Veo que el primer camino lo toman a menudo los que viven con una precisión matemática, los que desearían que todo cupiera en una hoja Excel, los partidarios de la menor entropía posible. Los que toman la vereda angosta caminan de una forma menos rígida. Su ritmo es el jazz, esa música enigmática que Balliett definió como «el sonido de la sorpresa». No necesitan más que una estructura mínima (los cuatro acordes de cualquier estándar) para improvisar melodías irrepetibles. Dan sentido a esa anécdota de Charles Mingus, el famoso contrabajista. Cuando alguno de los componentes de su grupo hacía una improvisación genial, Mingus le ordenaba: «No hagas eso más». No era envidia, sino asombro ante lo que, por ser único, ya no debía reiterarse.
Esa encrucijada de caminos simboliza un drama. El caminante debe elegir: la lógica frente a la intuición; la certidumbre frente a la peripecia. Recuerda uno aquella distinción de Pascal entre el «espíritu de geometría» y el «espíritu de fineza». El primero busca la claridad a través de las deducciones lógicas del pensamiento. El segundo, invisible y sutil, quiere conocer a través del corazón, trascendiendo la razón, sin someterse sólo a la demostración científica. ¿Habría visto Pascal aquella diferencia con los ojos fríos de la razón, o con una mirada de soslayo que hubiera lanzado su corazón? Poco debió importarle. El propio Pascal nos ahorró la duda cuando afirmó que «el corazón tiene razones que la razón no entiende».

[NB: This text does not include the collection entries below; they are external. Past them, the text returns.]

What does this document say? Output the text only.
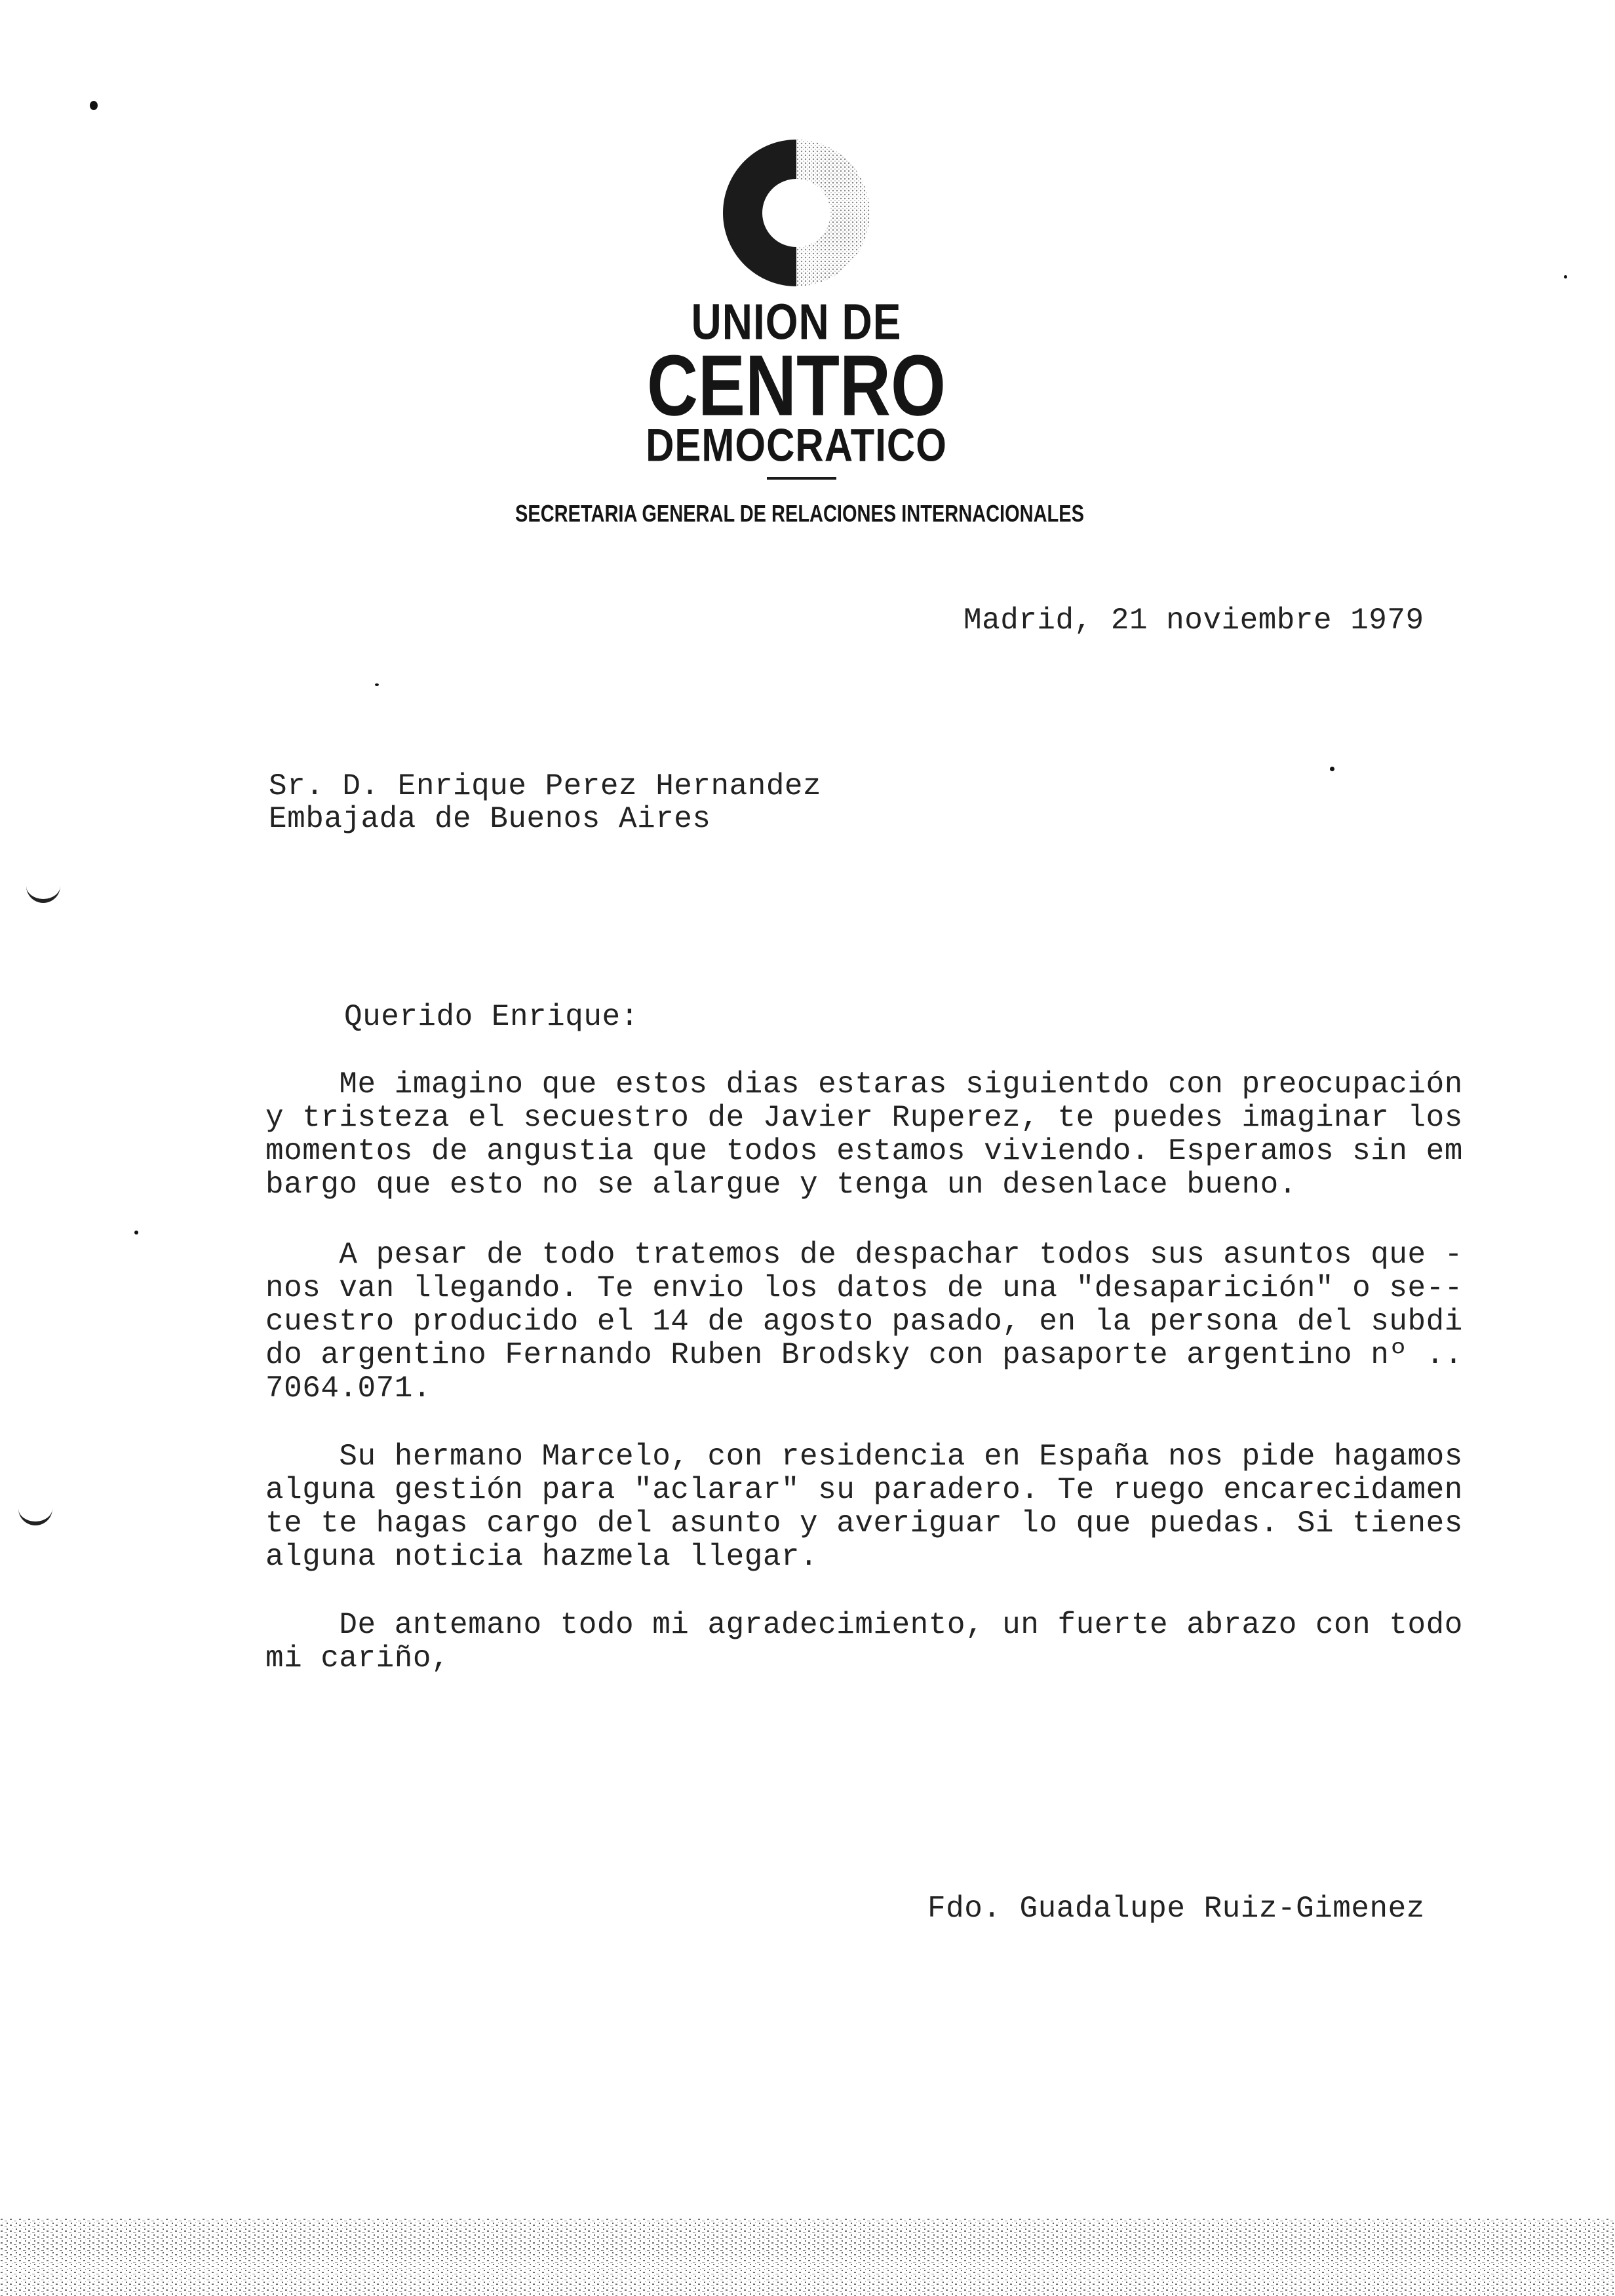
UNION DE
CENTRO
DEMOCRATICO
SECRETARIA GENERAL DE RELACIONES INTERNACIONALES
Madrid, 21 noviembre 1979
Sr. D. Enrique Perez Hernandez
Embajada de Buenos Aires
Querido Enrique:
Me imagino que estos dias estaras siguientdo con preocupación
y tristeza el secuestro de Javier Ruperez, te puedes imaginar los
momentos de angustia que todos estamos viviendo. Esperamos sin em
bargo que esto no se alargue y tenga un desenlace bueno.
A pesar de todo tratemos de despachar todos sus asuntos que -
nos van llegando. Te envio los datos de una "desaparición" o se--
cuestro producido el 14 de agosto pasado, en la persona del subdi
do argentino Fernando Ruben Brodsky con pasaporte argentino nº ..
7064.071.
Su hermano Marcelo, con residencia en España nos pide hagamos
alguna gestión para "aclarar" su paradero. Te ruego encarecidamen
te te hagas cargo del asunto y averiguar lo que puedas. Si tienes
alguna noticia hazmela llegar.
De antemano todo mi agradecimiento, un fuerte abrazo con todo
mi cariño,
Fdo. Guadalupe Ruiz-Gimenez
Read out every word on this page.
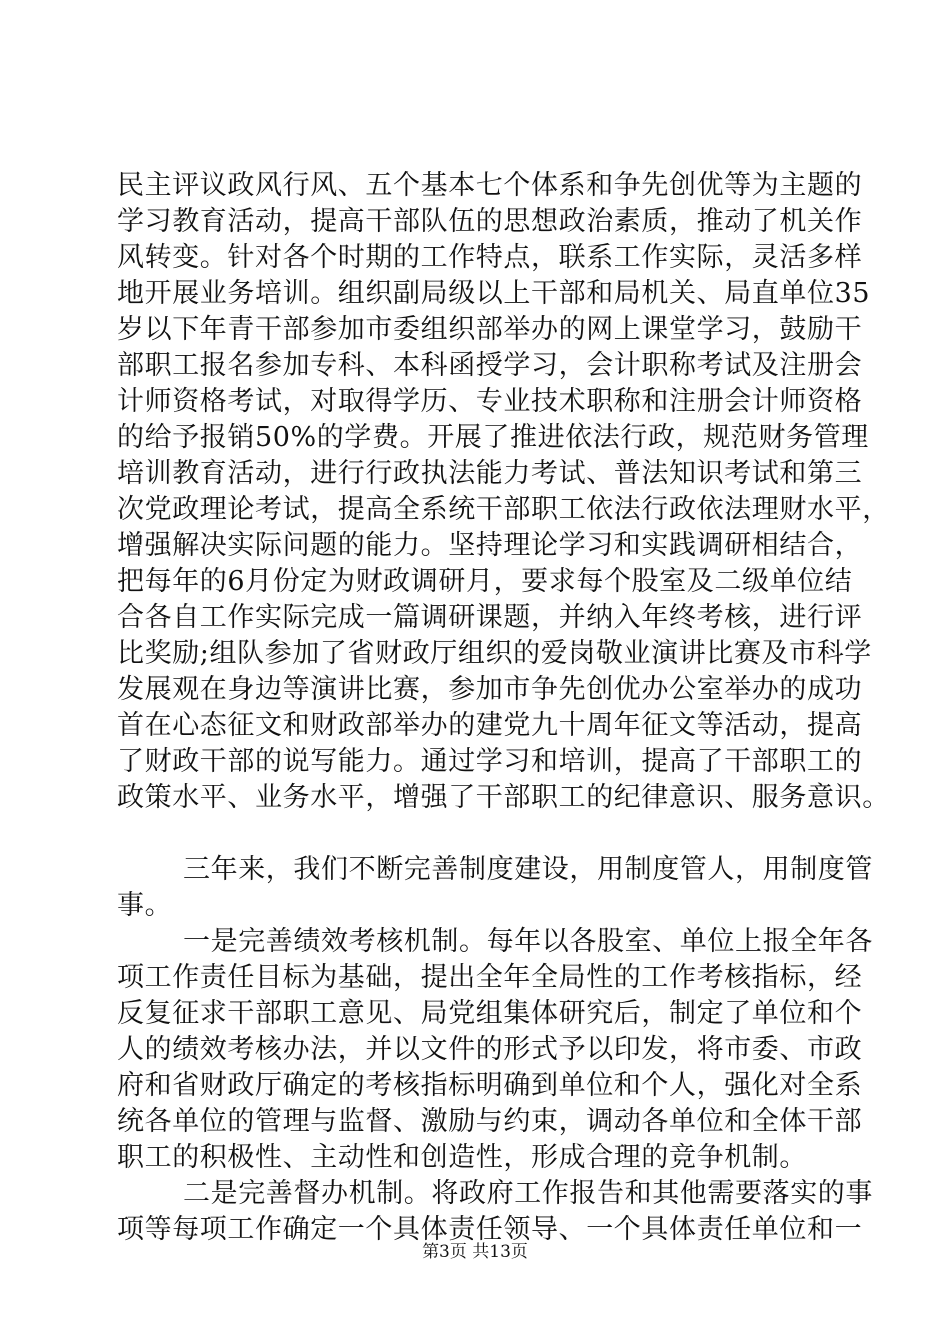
民主评议政风行风、五个基本七个体系和争先创优等为主题的
学习教育活动，提高干部队伍的思想政治素质，推动了机关作
风转变。针对各个时期的工作特点，联系工作实际，灵活多样
地开展业务培训。组织副局级以上干部和局机关、局直单位35
岁以下年青干部参加市委组织部举办的网上课堂学习，鼓励干
部职工报名参加专科、本科函授学习，会计职称考试及注册会
计师资格考试，对取得学历、专业技术职称和注册会计师资格
的给予报销50%的学费。开展了推进依法行政，规范财务管理
培训教育活动，进行行政执法能力考试、普法知识考试和第三
次党政理论考试，提高全系统干部职工依法行政依法理财水平，
增强解决实际问题的能力。坚持理论学习和实践调研相结合，
把每年的6月份定为财政调研月，要求每个股室及二级单位结
合各自工作实际完成一篇调研课题，并纳入年终考核，进行评
比奖励;组队参加了省财政厅组织的爱岗敬业演讲比赛及市科学
发展观在身边等演讲比赛，参加市争先创优办公室举办的成功
首在心态征文和财政部举办的建党九十周年征文等活动，提高
了财政干部的说写能力。通过学习和培训，提高了干部职工的
政策水平、业务水平，增强了干部职工的纪律意识、服务意识。
三年来，我们不断完善制度建设，用制度管人，用制度管
事。
一是完善绩效考核机制。每年以各股室、单位上报全年各
项工作责任目标为基础，提出全年全局性的工作考核指标，经
反复征求干部职工意见、局党组集体研究后，制定了单位和个
人的绩效考核办法，并以文件的形式予以印发，将市委、市政
府和省财政厅确定的考核指标明确到单位和个人，强化对全系
统各单位的管理与监督、激励与约束，调动各单位和全体干部
职工的积极性、主动性和创造性，形成合理的竞争机制。
二是完善督办机制。将政府工作报告和其他需要落实的事
项等每项工作确定一个具体责任领导、一个具体责任单位和一
第3页 共13页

Corazón. Aquí quería llegar yo. Les confieso, para empezar, que durante años huí cuanto pude de esa palabra. En mi ignorancia, apelar al corazón me parecía, por un lado, una excusa para la ñoñería y un refugio para lo cursi, y, por otro lado, una escapatoria para el pensamiento, una puerta falsa por la que escapar de cualquier zozobra. Lo consideraba un truco de prestidigitador. ¿Que no sabemos dar cuenta de algo? Invoquemos la omnipotencia del supuesto corazón y el asunto no quedará resuelto, pero al menos nos habremos sosegado. Mi espíritu geométrico se rebelaba ante esa añagaza. Quería razones, no refinamientos sentimentales.
Pero de la geometría también se sale. Una sola frase de Newman bastó para despertarme: «Tenemos un corazón tan frío que se queja de que le digan cosas misteriosas». Y entonces quise saber algo más sobre nuestra frialdad cordial y sus remedios.